Anyway, if this is the culprit
Unfortunately, it seems not to be. I turned on debug for PM/regulators and it's interesting to see with ondemand/schedutil it is bumping the clock/voltages probably every 30-40ms, generally that's a huge part of the debug logging going on. The other piece is the mmc, and naturally things that are not logged. The only thing pinging more in debug is the thermal side of it.
Not really sure what else it could be, I think I feel confident it is related to DVFS, and I have doubts it would be a spinlock/mutex or anything in that realm since it would definitely be more prevalent. I am assuming under/over voltage or the rate of switching the clock is throwing something off in the SoC and probably causing it to "crash". What's interesting is I have caught it where it is responsive and all I do on the terminal is hit previous command history (up arrow) on the shell and it will freeze, other times it is frozen when I get there and the shell is disconnected, device doesn't ping, UI is non-responsive, serial console is non-responsive.
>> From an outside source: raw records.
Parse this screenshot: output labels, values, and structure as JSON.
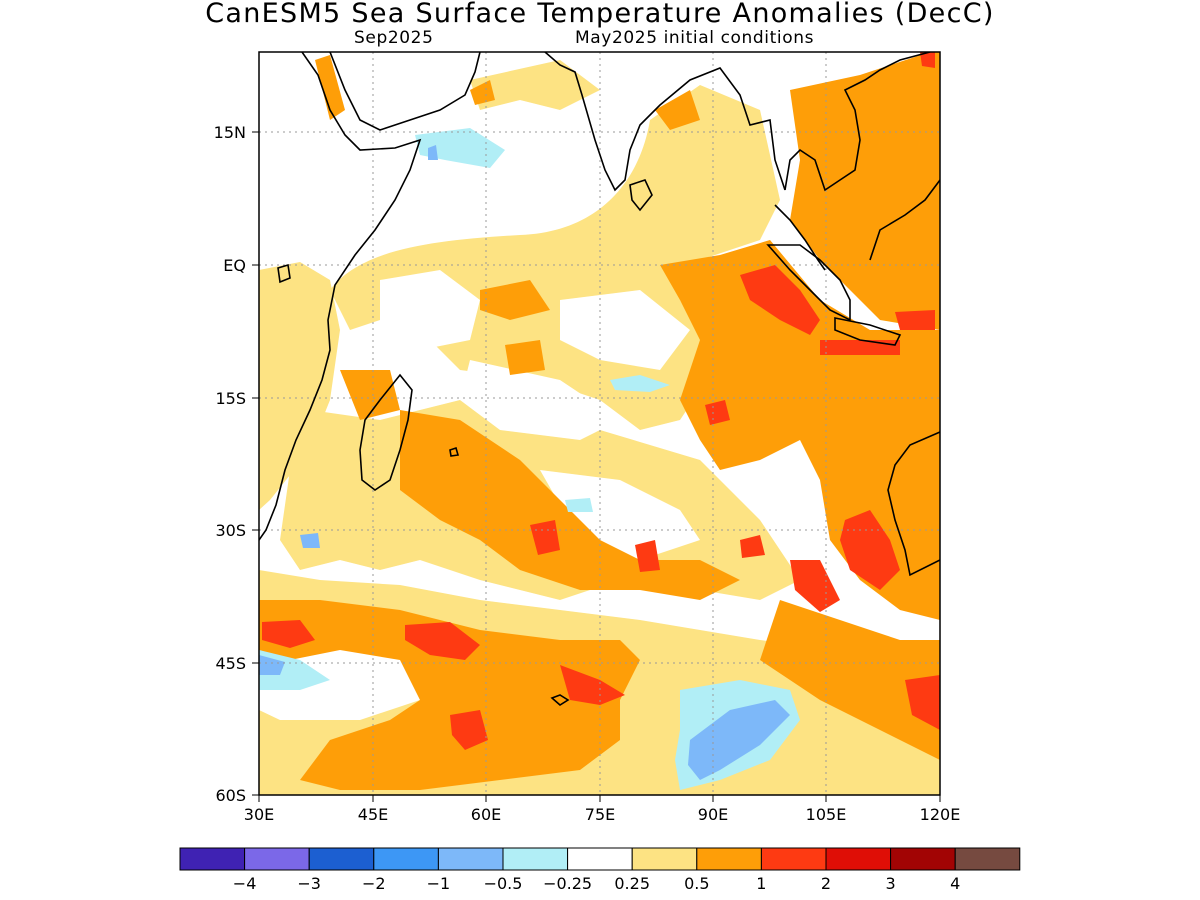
{
  "title": "CanESM5 Sea Surface Temperature Anomalies (DecC)",
  "valid_month": "Sep2025",
  "init_label": "May2025 initial conditions",
  "axes": {
    "lat_ticks": [
      "15N",
      "EQ",
      "15S",
      "30S",
      "45S",
      "60S"
    ],
    "lon_ticks": [
      "30E",
      "45E",
      "60E",
      "75E",
      "90E",
      "105E",
      "120E"
    ],
    "lat_range": [
      -60,
      24
    ],
    "lon_range": [
      30,
      120
    ]
  },
  "colorbar": {
    "colors": [
      "#3f22b3",
      "#7b68e8",
      "#1c5fd1",
      "#3d97f5",
      "#7db8f9",
      "#b1eef6",
      "#ffffff",
      "#fde383",
      "#fe9e08",
      "#fe3a12",
      "#df0e06",
      "#a20404",
      "#764a40"
    ],
    "labels": [
      "−4",
      "−3",
      "−2",
      "−1",
      "−0.5",
      "−0.25",
      "0.25",
      "0.5",
      "1",
      "2",
      "3",
      "4"
    ]
  },
  "legend_colors": {
    "land_outline": "#000000",
    "grid": "#999999"
  }
}
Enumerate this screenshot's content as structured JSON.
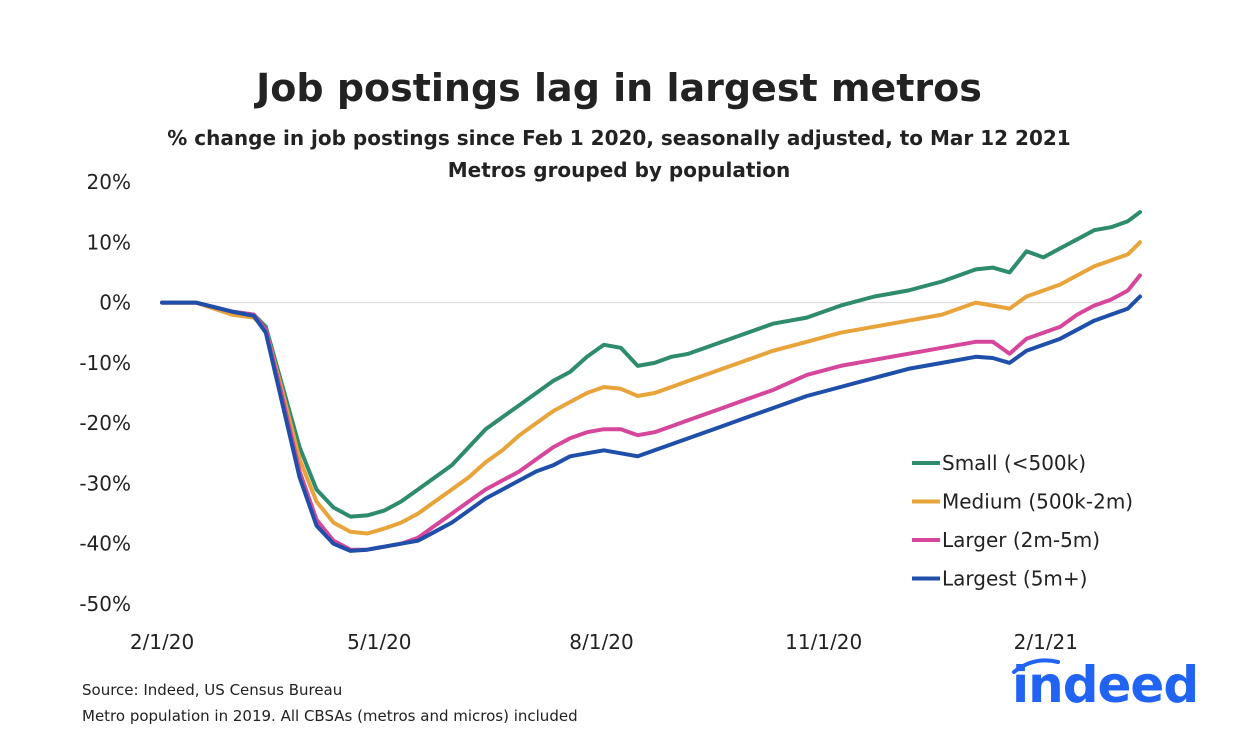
{
  "title": "Job postings lag in largest metros",
  "subtitle": "% change in job postings since Feb 1 2020, seasonally adjusted, to Mar 12 2021",
  "subtitle2": "Metros grouped by population",
  "source_line1": "Source: Indeed, US Census Bureau",
  "source_line2": "Metro population in 2019. All CBSAs (metros and micros) included",
  "logo_text": "indeed",
  "colors": {
    "small": "#2e8b6e",
    "medium": "#e8a33a",
    "larger": "#d6479b",
    "largest": "#1f4fa8",
    "zero_line": "#d9d9d9",
    "logo": "#2164f3"
  },
  "chart_data": {
    "type": "line",
    "title": "Job postings lag in largest metros",
    "ylim": [
      -50,
      20
    ],
    "yticks": [
      20,
      10,
      0,
      -10,
      -20,
      -30,
      -40,
      -50
    ],
    "ytick_labels": [
      "20%",
      "10%",
      "0%",
      "-10%",
      "-20%",
      "-30%",
      "-40%",
      "-50%"
    ],
    "xlim": [
      "2020-02-01",
      "2021-03-12"
    ],
    "xticks": [
      "2020-02-01",
      "2020-05-01",
      "2020-08-01",
      "2020-11-01",
      "2021-02-01"
    ],
    "xtick_labels": [
      "2/1/20",
      "5/1/20",
      "8/1/20",
      "11/1/20",
      "2/1/21"
    ],
    "grid": false,
    "legend_position": "bottom-right",
    "x": [
      "2020-02-01",
      "2020-02-15",
      "2020-03-01",
      "2020-03-10",
      "2020-03-15",
      "2020-03-22",
      "2020-03-29",
      "2020-04-05",
      "2020-04-12",
      "2020-04-19",
      "2020-04-26",
      "2020-05-03",
      "2020-05-10",
      "2020-05-17",
      "2020-05-24",
      "2020-05-31",
      "2020-06-07",
      "2020-06-14",
      "2020-06-21",
      "2020-06-28",
      "2020-07-05",
      "2020-07-12",
      "2020-07-19",
      "2020-07-26",
      "2020-08-02",
      "2020-08-09",
      "2020-08-16",
      "2020-08-23",
      "2020-08-30",
      "2020-09-06",
      "2020-09-13",
      "2020-09-20",
      "2020-09-27",
      "2020-10-11",
      "2020-10-25",
      "2020-11-08",
      "2020-11-22",
      "2020-12-06",
      "2020-12-20",
      "2021-01-03",
      "2021-01-10",
      "2021-01-17",
      "2021-01-24",
      "2021-01-31",
      "2021-02-07",
      "2021-02-14",
      "2021-02-21",
      "2021-02-28",
      "2021-03-07",
      "2021-03-12"
    ],
    "series": [
      {
        "name": "Small (<500k)",
        "color": "#2e8b6e",
        "values": [
          0,
          0,
          -1.5,
          -2,
          -4,
          -14,
          -24,
          -31,
          -34,
          -35.5,
          -35.3,
          -34.5,
          -33,
          -31,
          -29,
          -27,
          -24,
          -21,
          -19,
          -17,
          -15,
          -13,
          -11.5,
          -9,
          -7,
          -7.5,
          -10.5,
          -10,
          -9,
          -8.5,
          -7.5,
          -6.5,
          -5.5,
          -3.5,
          -2.5,
          -0.5,
          1,
          2,
          3.5,
          5.5,
          5.8,
          5,
          8.5,
          7.5,
          9,
          10.5,
          12,
          12.5,
          13.5,
          15
        ]
      },
      {
        "name": "Medium (500k-2m)",
        "color": "#e8a33a",
        "values": [
          0,
          0,
          -2,
          -2.5,
          -4.5,
          -15,
          -26,
          -33,
          -36.5,
          -38,
          -38.3,
          -37.5,
          -36.5,
          -35,
          -33,
          -31,
          -29,
          -26.5,
          -24.5,
          -22,
          -20,
          -18,
          -16.5,
          -15,
          -14,
          -14.3,
          -15.5,
          -15,
          -14,
          -13,
          -12,
          -11,
          -10,
          -8,
          -6.5,
          -5,
          -4,
          -3,
          -2,
          0,
          -0.5,
          -1,
          1,
          2,
          3,
          4.5,
          6,
          7,
          8,
          10
        ]
      },
      {
        "name": "Larger (2m-5m)",
        "color": "#d6479b",
        "values": [
          0,
          0,
          -1.5,
          -2,
          -4.5,
          -16,
          -28,
          -36,
          -39.5,
          -41,
          -41,
          -40.5,
          -40,
          -39,
          -37,
          -35,
          -33,
          -31,
          -29.5,
          -28,
          -26,
          -24,
          -22.5,
          -21.5,
          -21,
          -21,
          -22,
          -21.5,
          -20.5,
          -19.5,
          -18.5,
          -17.5,
          -16.5,
          -14.5,
          -12,
          -10.5,
          -9.5,
          -8.5,
          -7.5,
          -6.5,
          -6.5,
          -8.5,
          -6,
          -5,
          -4,
          -2,
          -0.5,
          0.5,
          2,
          4.5
        ]
      },
      {
        "name": "Largest (5m+)",
        "color": "#1f4fa8",
        "values": [
          0,
          0,
          -1.5,
          -2.2,
          -5,
          -17,
          -29,
          -37,
          -40,
          -41.2,
          -41,
          -40.5,
          -40,
          -39.5,
          -38,
          -36.5,
          -34.5,
          -32.5,
          -31,
          -29.5,
          -28,
          -27,
          -25.5,
          -25,
          -24.5,
          -25,
          -25.5,
          -24.5,
          -23.5,
          -22.5,
          -21.5,
          -20.5,
          -19.5,
          -17.5,
          -15.5,
          -14,
          -12.5,
          -11,
          -10,
          -9,
          -9.2,
          -10,
          -8,
          -7,
          -6,
          -4.5,
          -3,
          -2,
          -1,
          1
        ]
      }
    ]
  }
}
The device is solid on the performance governor.
Not really sure if there is any way to debug it further, other than maybe a JTAG? I set clock-latency as well, to see if that has any bearing on it (thinking it would slow the rate of changing the clock, couldn't really tell if it is waiting for the clock to be adjusted or not).
If that doesn't work out, then probably just going to set the performance governor.